Jim Cramer thinks Tether is Mad Money

Speaking during a July 20 interview with The Street, Jim Cramer, the host of CNBC’s Mad Money questioned Tether’s lack of transparency and is asking why the firm hasn’t disclosed what the large percentage of commercial paper backing USDT is.

Tether released a brief reserve breakdown on May 13 and did not mention any independent review conducted on behalf of the firm.

Tether’s reserve breakdown showed that as of March 31, three-quarters of its reserves were held in cash, cash equivalents, other short-term deposits, and commercial paper. Amongst that category, commercial paper accounted for 65.39%, with cash alone accounting for just 3.87%.

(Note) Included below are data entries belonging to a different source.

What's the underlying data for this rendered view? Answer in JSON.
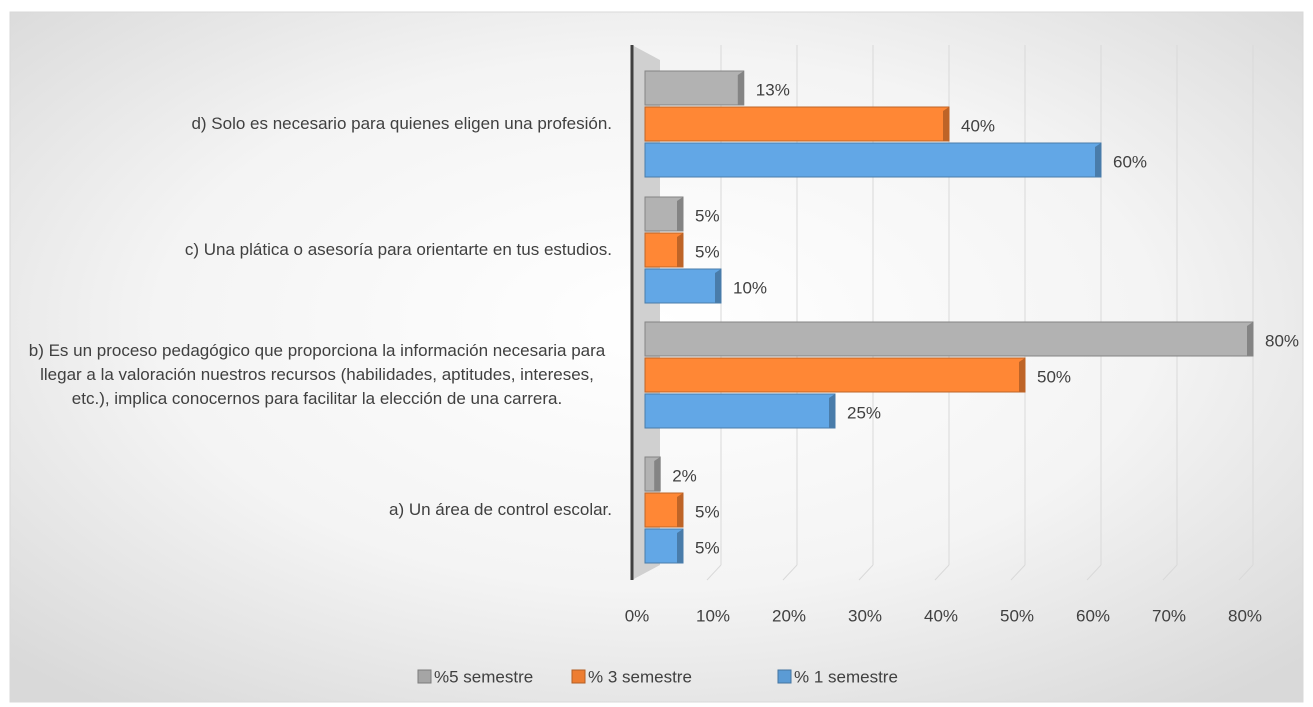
{
  "chart_data": {
    "type": "bar",
    "orientation": "horizontal",
    "categories": [
      "d) Solo es necesario para quienes eligen una profesión.",
      "c) Una plática o asesoría para orientarte en tus estudios.",
      "b) Es un proceso pedagógico que proporciona la información necesaria para llegar a la valoración nuestros recursos (habilidades, aptitudes, intereses, etc.), implica conocernos para facilitar la elección de una carrera.",
      "a) Un área de control escolar."
    ],
    "series": [
      {
        "name": "%5 semestre",
        "color": "#a5a5a5",
        "values": [
          13,
          5,
          80,
          2
        ],
        "value_labels": [
          "13%",
          "5%",
          "80%",
          "2%"
        ]
      },
      {
        "name": "% 3 semestre",
        "color": "#ed7d31",
        "values": [
          40,
          5,
          50,
          5
        ],
        "value_labels": [
          "40%",
          "5%",
          "50%",
          "5%"
        ]
      },
      {
        "name": "% 1 semestre",
        "color": "#5b9bd5",
        "values": [
          60,
          10,
          25,
          5
        ],
        "value_labels": [
          "60%",
          "10%",
          "25%",
          "5%"
        ]
      }
    ],
    "xlim": [
      0,
      80
    ],
    "xticks": [
      {
        "value": 0,
        "label": "0%"
      },
      {
        "value": 10,
        "label": "10%"
      },
      {
        "value": 20,
        "label": "20%"
      },
      {
        "value": 30,
        "label": "30%"
      },
      {
        "value": 40,
        "label": "40%"
      },
      {
        "value": 50,
        "label": "50%"
      },
      {
        "value": 60,
        "label": "60%"
      },
      {
        "value": 70,
        "label": "70%"
      },
      {
        "value": 80,
        "label": "80%"
      }
    ],
    "grid": true,
    "legend": "bottom"
  }
}
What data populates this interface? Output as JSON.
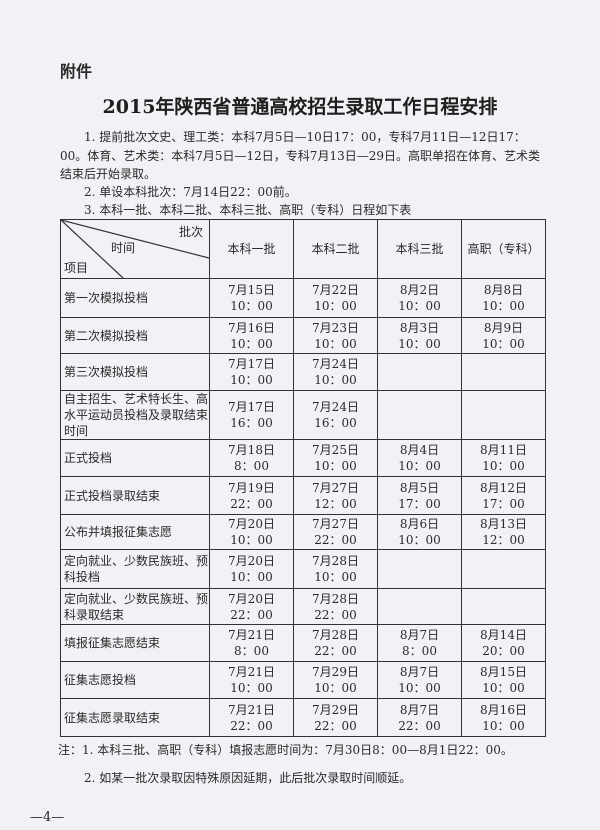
{
  "attachment_label": "附件",
  "title": "2015年陕西省普通高校招生录取工作日程安排",
  "paragraphs": [
    "1. 提前批次文史、理工类：本科7月5日—10日17：00，专科7月11日—12日17：00。体育、艺术类：本科7月5日—12日，专科7月13日—29日。高职单招在体育、艺术类结束后开始录取。",
    "2. 单设本科批次：7月14日22：00前。",
    "3. 本科一批、本科二批、本科三批、高职（专科）日程如下表"
  ],
  "table": {
    "corner": {
      "batch": "批次",
      "time": "时间",
      "item": "项目"
    },
    "columns": [
      "本科一批",
      "本科二批",
      "本科三批",
      "高职（专科）"
    ],
    "rows": [
      {
        "item": "第一次模拟投档",
        "cells": [
          [
            "7月15日",
            "10：00"
          ],
          [
            "7月22日",
            "10：00"
          ],
          [
            "8月2日",
            "10：00"
          ],
          [
            "8月8日",
            "10：00"
          ]
        ]
      },
      {
        "item": "第二次模拟投档",
        "cells": [
          [
            "7月16日",
            "10：00"
          ],
          [
            "7月23日",
            "10：00"
          ],
          [
            "8月3日",
            "10：00"
          ],
          [
            "8月9日",
            "10：00"
          ]
        ]
      },
      {
        "item": "第三次模拟投档",
        "cells": [
          [
            "7月17日",
            "10：00"
          ],
          [
            "7月24日",
            "10：00"
          ],
          [
            "",
            ""
          ],
          [
            "",
            ""
          ]
        ]
      },
      {
        "item": "自主招生、艺术特长生、高水平运动员投档及录取结束时间",
        "cells": [
          [
            "7月17日",
            "16：00"
          ],
          [
            "7月24日",
            "16：00"
          ],
          [
            "",
            ""
          ],
          [
            "",
            ""
          ]
        ]
      },
      {
        "item": "正式投档",
        "cells": [
          [
            "7月18日",
            "8：00"
          ],
          [
            "7月25日",
            "10：00"
          ],
          [
            "8月4日",
            "10：00"
          ],
          [
            "8月11日",
            "10：00"
          ]
        ]
      },
      {
        "item": "正式投档录取结束",
        "cells": [
          [
            "7月19日",
            "22：00"
          ],
          [
            "7月27日",
            "12：00"
          ],
          [
            "8月5日",
            "17：00"
          ],
          [
            "8月12日",
            "17：00"
          ]
        ]
      },
      {
        "item": "公布并填报征集志愿",
        "cells": [
          [
            "7月20日",
            "10：00"
          ],
          [
            "7月27日",
            "22：00"
          ],
          [
            "8月6日",
            "10：00"
          ],
          [
            "8月13日",
            "12：00"
          ]
        ]
      },
      {
        "item": "定向就业、少数民族班、预科投档",
        "cells": [
          [
            "7月20日",
            "10：00"
          ],
          [
            "7月28日",
            "10：00"
          ],
          [
            "",
            ""
          ],
          [
            "",
            ""
          ]
        ]
      },
      {
        "item": "定向就业、少数民族班、预科录取结束",
        "cells": [
          [
            "7月20日",
            "22：00"
          ],
          [
            "7月28日",
            "22：00"
          ],
          [
            "",
            ""
          ],
          [
            "",
            ""
          ]
        ]
      },
      {
        "item": "填报征集志愿结束",
        "cells": [
          [
            "7月21日",
            "8：00"
          ],
          [
            "7月28日",
            "22：00"
          ],
          [
            "8月7日",
            "8：00"
          ],
          [
            "8月14日",
            "20：00"
          ]
        ]
      },
      {
        "item": "征集志愿投档",
        "cells": [
          [
            "7月21日",
            "10：00"
          ],
          [
            "7月29日",
            "10：00"
          ],
          [
            "8月7日",
            "10：00"
          ],
          [
            "8月15日",
            "10：00"
          ]
        ]
      },
      {
        "item": "征集志愿录取结束",
        "cells": [
          [
            "7月21日",
            "22：00"
          ],
          [
            "7月29日",
            "22：00"
          ],
          [
            "8月7日",
            "22：00"
          ],
          [
            "8月16日",
            "10：00"
          ]
        ]
      }
    ]
  },
  "notes": [
    "注：1. 本科三批、高职（专科）填报志愿时间为：7月30日8：00—8月1日22：00。",
    "2. 如某一批次录取因特殊原因延期，此后批次录取时间顺延。"
  ],
  "page_number": "—4—"
}
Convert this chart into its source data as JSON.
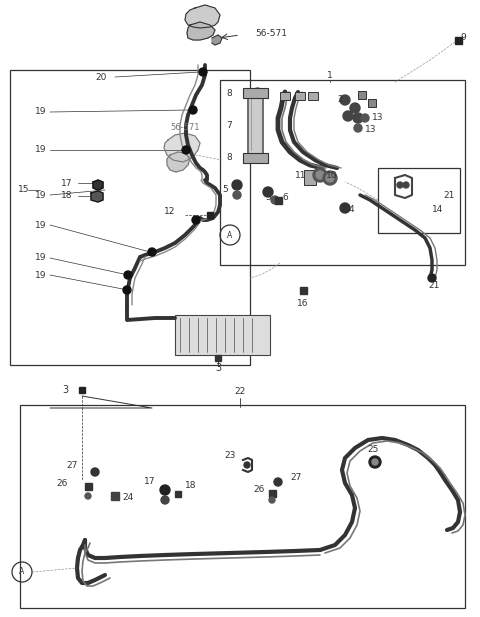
{
  "bg_color": "#ffffff",
  "line_color": "#333333",
  "text_color": "#333333",
  "dark_color": "#111111",
  "gray_color": "#888888",
  "fig_width": 4.8,
  "fig_height": 6.17,
  "dpi": 100
}
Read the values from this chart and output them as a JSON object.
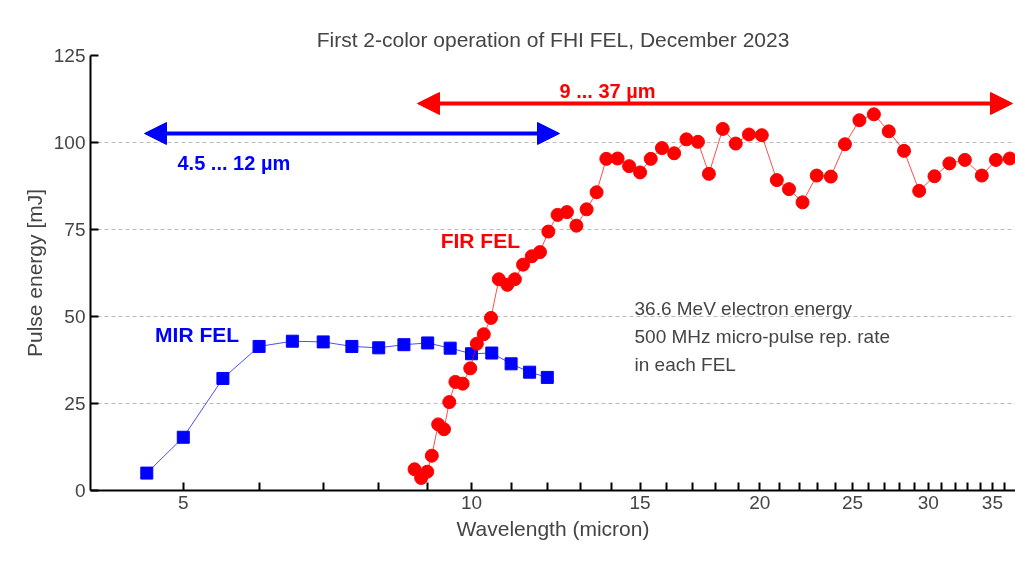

Related: Stablecoins under scrutiny: USDT stands by ‘commercial paper’ tether

The firm is yet to reveal what comprises its commercial paper holdings, and Cramer has been sounding the alarm bells:

“I am concerned about Tether, and I’m not gonna stop sounding the alarm until I know what Tether has. They’ve got about $60 billion in commercial paper. Tether open up the kimono, what commercial paper do you own?”

“Why wouldn’t they tell us?” he added, as he questioned whether the SEC will step in to find out.

“There’s a belief that a lot of the commercial bank paper, is Chinese bank paper, why not put that to rest and tell us it isn’t?” he said.